Not to say I don't disregard homeopathy... but it still has to have a good pile of science behind it.
And as for supplements and a lot of this homeopathy bull****? It's stupid. People are gullible, and as soon as you say 'dem kids' they lose their minds... and even when dead kids happen.
I have to ask what homeopathy means to you? Is it what Karajorma describes above, or do you mean it as with the parts of manual therapy included?
For most of the Europeans, homeopathy likely means what Karajorma said, but I have seen that the US homeopaths are actually including manual therapy to their repertoire, and that is definitely with a solid empirical and scientific background. Now if only someone figured out the scientific explanation for the trigger points we would be all set.
I should elaborate - I think most homeopathy is built on lies perpetuated on lies - why do you think the supplement industry here is so big... and morally bankrupt? People are stupid and believe whatever science is dropped on their morning broadcast from television to Youtube endorsements. Thing like licorice and peppermint have been scientifically shown to be healthy, but tell that to supplement manufacturers and witch-doctors selling people on stupidity that it'll cure your joints and straighten your teeth.

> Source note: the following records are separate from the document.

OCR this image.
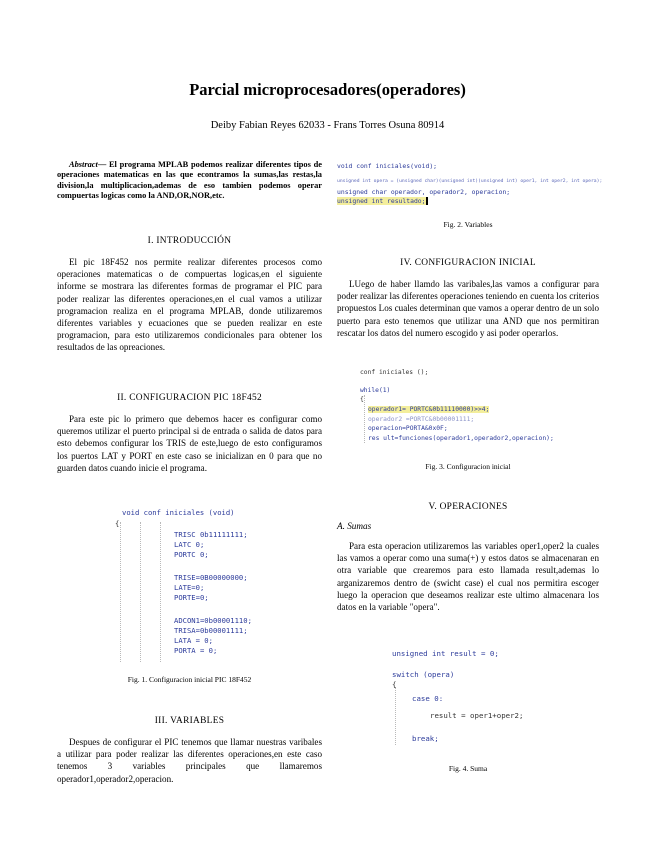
Parcial microprocesadores(operadores)
Deiby Fabian Reyes 62033 - Frans Torres Osuna 80914

Abstract— El programa MPLAB podemos realizar diferentes tipos de operaciones matematicas en las que econtramos la sumas,las restas,la division,la multiplicacion,ademas de eso tambien podemos operar compuertas logicas como la AND,OR,NOR,etc.

I. INTRODUCCIÓN

El pic 18F452 nos permite realizar diferentes procesos como operaciones matematicas o de compuertas logicas,en el siguiente informe se mostrara las diferentes formas de programar el PIC para poder realizar las diferentes operaciones,en el cual vamos a utilizar programacion realiza en el programa MPLAB, donde utilizaremos diferentes variables y ecuaciones que se pueden realizar en este programacion, para esto utilizaremos condicionales para obtener los resultados de las opreaciones.

II. CONFIGURACION PIC 18F452

Para este pic lo primero que debemos hacer es configurar como queremos utilizar el puerto principal si de entrada o salida de datos para esto debemos configurar los TRIS de este,luego de esto configuramos los puertos LAT y PORT en este caso se inicializan en 0 para que no guarden datos cuando inicie el programa.

void conf iniciales (void)

{

TRISC 0b11111111;

LATC 0;

PORTC 0;

TRISE=0B00000000;

LATE=0;

PORTE=0;

ADCON1=0b00001110;

TRISA=0b00001111;

LATA = 0;

PORTA = 0;

Fig. 1. Configuracion inicial PIC 18F452

III. VARIABLES

Despues de configurar el PIC tenemos que llamar nuestras varibales a utilizar para poder realizar las diferentes operaciones,en este caso tenemos 3 variables principales que llamaremos operador1,operador2,operacion.

void conf iniciales(void);

unsigned int opera = (unsigned char)(unsigned int)(unsigned int) oper1, int oper2, int opera);

unsigned char operador, operador2, operacion;

unsigned int resultado;

Fig. 2. Variables

IV. CONFIGURACION INICIAL

LUego de haber llamdo las varibales,las vamos a configurar para poder realizar las diferentes operaciones teniendo en cuenta los criterios propuestos Los cuales determinan que vamos a operar dentro de un solo puerto para esto tenemos que utilizar una AND que nos permitiran rescatar los datos del numero escogido y asi poder operarlos.

conf iniciales ();

while(1)

{

operador1= PORTC&0b11110000)>>4;

operador2 =PORTC&0b00001111;

operacion=PORTA&0x0F;

res ult=funciones(operador1,operador2,operacion);

Fig. 3. Configuracion inicial

V. OPERACIONES

A. Sumas

Para esta operacion utilizaremos las variables oper1,oper2 la cuales las vamos a operar como una suma(+) y estos datos se almacenaran en otra variable que crearemos para esto llamada result,ademas lo arganizaremos dentro de (swicht case) el cual nos permitira escoger luego la operacion que deseamos realizar este ultimo almacenara los datos en la variable "opera".

unsigned int result = 0;

switch (opera)

{

case 0:

result = oper1+oper2;

break;

Fig. 4. Suma
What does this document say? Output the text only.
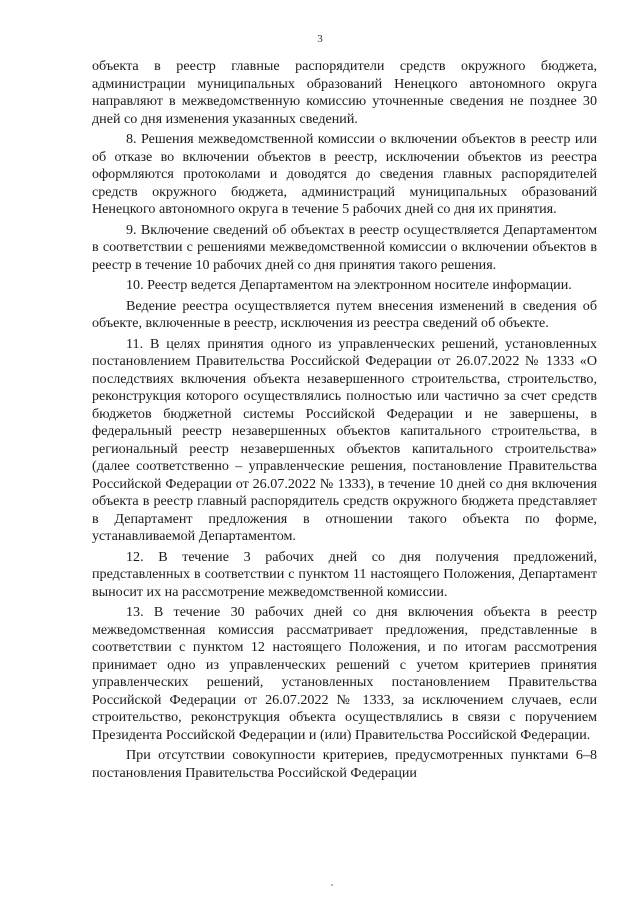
3

объекта в реестр главные распорядители средств окружного бюджета, администрации муниципальных образований Ненецкого автономного округа направляют в межведомственную комиссию уточненные сведения не позднее 30 дней со дня изменения указанных сведений.

8. Решения межведомственной комиссии о включении объектов в реестр или об отказе во включении объектов в реестр, исключении объектов из реестра оформляются протоколами и доводятся до сведения главных распорядителей средств окружного бюджета, администраций муниципальных образований Ненецкого автономного округа в течение 5 рабочих дней со дня их принятия.

9. Включение сведений об объектах в реестр осуществляется Департаментом в соответствии с решениями межведомственной комиссии о включении объектов в реестр в течение 10 рабочих дней со дня принятия такого решения.

10. Реестр ведется Департаментом на электронном носителе информации.

Ведение реестра осуществляется путем внесения изменений в сведения об объекте, включенные в реестр, исключения из реестра сведений об объекте.

11. В целях принятия одного из управленческих решений, установленных постановлением Правительства Российской Федерации от 26.07.2022 № 1333 «О последствиях включения объекта незавершенного строительства, строительство, реконструкция которого осуществлялись полностью или частично за счет средств бюджетов бюджетной системы Российской Федерации и не завершены, в федеральный реестр незавершенных объектов капитального строительства, в региональный реестр незавершенных объектов капитального строительства» (далее соответственно – управленческие решения, постановление Правительства Российской Федерации от 26.07.2022 № 1333), в течение 10 дней со дня включения объекта в реестр главный распорядитель средств окружного бюджета представляет в Департамент предложения в отношении такого объекта по форме, устанавливаемой Департаментом.

12. В течение 3 рабочих дней со дня получения предложений, представленных в соответствии с пунктом 11 настоящего Положения, Департамент выносит их на рассмотрение межведомственной комиссии.

13. В течение 30 рабочих дней со дня включения объекта в реестр межведомственная комиссия рассматривает предложения, представленные в соответствии с пунктом 12 настоящего Положения, и по итогам рассмотрения принимает одно из управленческих решений с учетом критериев принятия управленческих решений, установленных постановлением Правительства Российской Федерации от 26.07.2022 № 1333, за исключением случаев, если строительство, реконструкция объекта осуществлялись в связи с поручением Президента Российской Федерации и (или) Правительства Российской Федерации.

При отсутствии совокупности критериев, предусмотренных пунктами 6–8 постановления Правительства Российской Федерации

Ah, I see. That's reasonable.
Vertebral subluxation, the core concept of chiropractic, is not based on solid science. A 2008 review found that with the possible exception of back pain, chiropractic manipulation has not been shown to be effective for any medical condition. Commenting on a famous ‘systematic’ review by Bronfort et al., Edzard Ernst stated that it was a notorious example of a pseudo-systematic review that omitted evidence, for instance, of negative primary studies.
Nice wording there, researchers!
I mean, they investigated pretty much everything else but the one that seemed to have some merit they left alone! Makes me wonder how well did they actually investigate the test subjects themselves?

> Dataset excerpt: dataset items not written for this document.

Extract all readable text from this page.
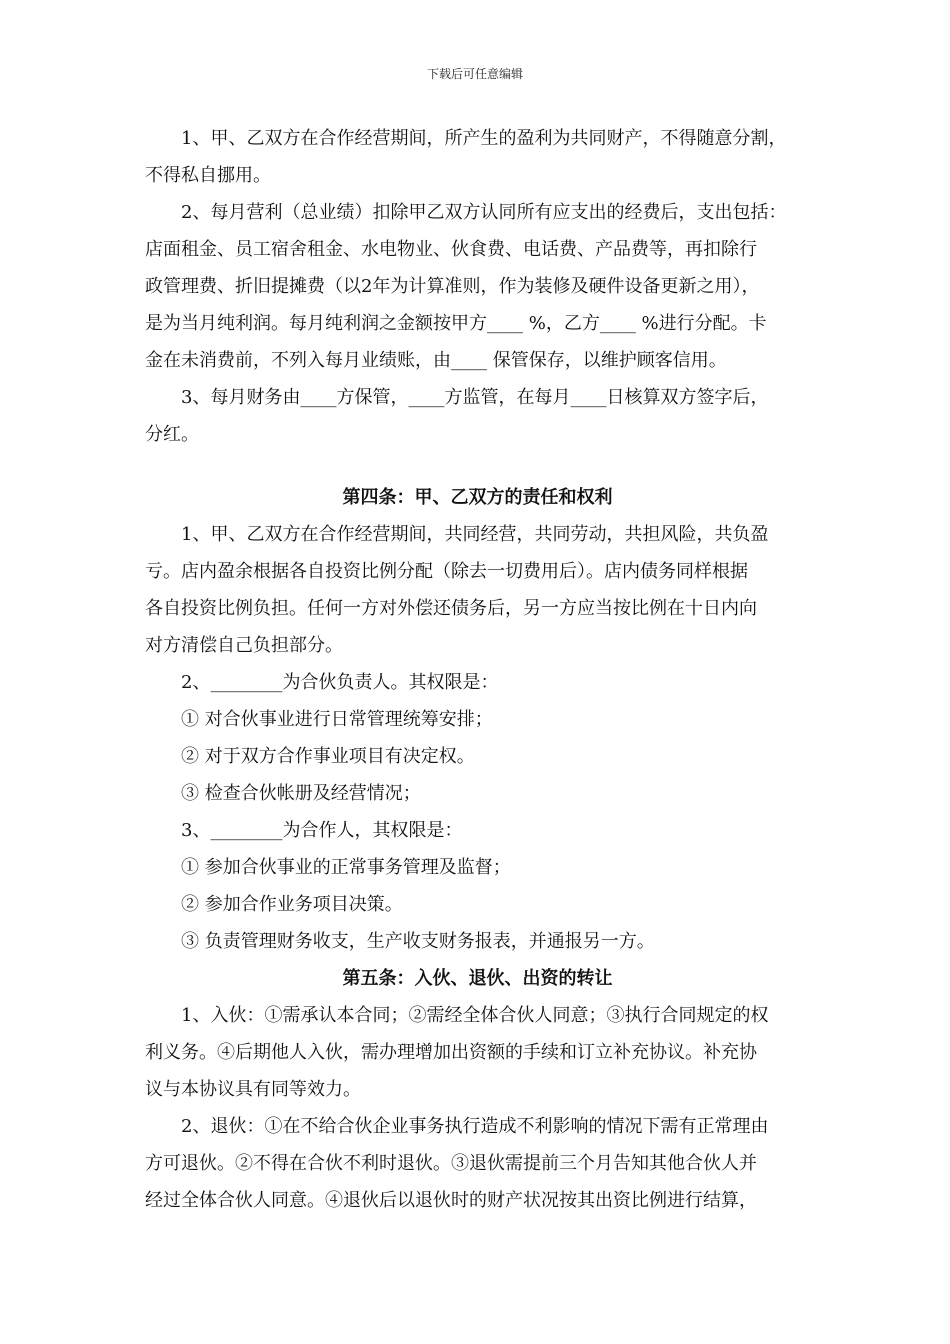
下载后可任意编辑
　　1、甲、乙双方在合作经营期间，所产生的盈利为共同财产，不得随意分割，
不得私自挪用。
　　2、每月营利（总业绩）扣除甲乙双方认同所有应支出的经费后，支出包括：
店面租金、员工宿舍租金、水电物业、伙食费、电话费、产品费等，再扣除行
政管理费、折旧提摊费（以2年为计算准则，作为装修及硬件设备更新之用），
是为当月纯利润。每月纯利润之金额按甲方____ %，乙方____ %进行分配。卡
金在未消费前，不列入每月业绩账，由____ 保管保存，以维护顾客信用。
　　3、每月财务由____方保管，____方监管，在每月____日核算双方签字后，
分红。
第四条：甲、乙双方的责任和权利
　　1、甲、乙双方在合作经营期间，共同经营，共同劳动，共担风险，共负盈
亏。店内盈余根据各自投资比例分配（除去一切费用后）。店内债务同样根据
各自投资比例负担。任何一方对外偿还债务后，另一方应当按比例在十日内向
对方清偿自己负担部分。
　　2、________为合伙负责人。其权限是：
　　① 对合伙事业进行日常管理统筹安排；
　　② 对于双方合作事业项目有决定权。
　　③ 检查合伙帐册及经营情况；
　　3、________为合作人，其权限是：
　　① 参加合伙事业的正常事务管理及监督；
　　② 参加合作业务项目决策。
　　③ 负责管理财务收支，生产收支财务报表，并通报另一方。
第五条：入伙、退伙、出资的转让
　　1、入伙：①需承认本合同；②需经全体合伙人同意；③执行合同规定的权
利义务。④后期他人入伙，需办理增加出资额的手续和订立补充协议。补充协
议与本协议具有同等效力。
　　2、退伙：①在不给合伙企业事务执行造成不利影响的情况下需有正常理由
方可退伙。②不得在合伙不利时退伙。③退伙需提前三个月告知其他合伙人并
经过全体合伙人同意。④退伙后以退伙时的财产状况按其出资比例进行结算，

From Wikipedia article spinal manipulation:
A 2010 systematic review found that most studies suggest SM achieves equal or superior improvement in pain and function when compared with other commonly used interventions for short, intermediate, and long-term follow-up.
, the article in question is: Dagenais S, Gay RE, Tricco AC, Freeman MD, Mayer JM (2010). "NASS Contemporary Concepts in Spine Care: Spinal manipulation therapy for acute low back pain". Spine J. 10 (10): 918–940. The myo-fascial pain article at Wikipedia lists 13 published peer-reviewed articles related to the manual therapy (but not necessarily to spinal manipulation), 12 of them being from 2000s.
And yes, if you go look at Wikipedia, you'll find differing opinions in the sentences before and after. So the published results are inconclusive, but what is not clear is why. I tend to think this is related to the test group not being analyzed properly either by the Physicians or by the Therapists, but your opinion is as good as mine. Some of the pain can be eliminated with spinal manipulation, while some of it cannot, and the reason likely lies in what is actually causing the pain. The same treatment doesn't and shouldn't cure everything. And that's how you start to find the good ones, they are the ones with realistic views on what they can do and actual skills to analyze the situation.
For the others, the reason I'm defending some of the chiropractors is first that what is actually done differs vastly between the countries, and secondly, because some of the techniques they employ are useful. Interestingly, I don't even recognize the chiropracty listed in the Wikipedia article compared to what it is here. Also, does anybody actually believe that chiropracty is rooted on some kind of "modern" discoveries? These manipulation techniques are far older, and go along with the bone fracture treatment skills that modern medicine mostly adopted and integrated - what our generation has expanded is the bone fracture treatment with surgeries that were not feasible before.
As far as I'm aware, the possible issues arising with the manual therapy and spine are mostly related to force being applied sharply and suddenly to the affected area, or the patient having a pre-existing condition in the spine like ruptured vertebra discs. The greatest risk lies in the manipulation of the back of the neck area, where applying sudden pressure can rupture an artery or damage the spinal cord. But it is also that the practitioner would need to be an idiot to do that. The force needed is usually no greater than the force that is applied on the back while doing a somersault.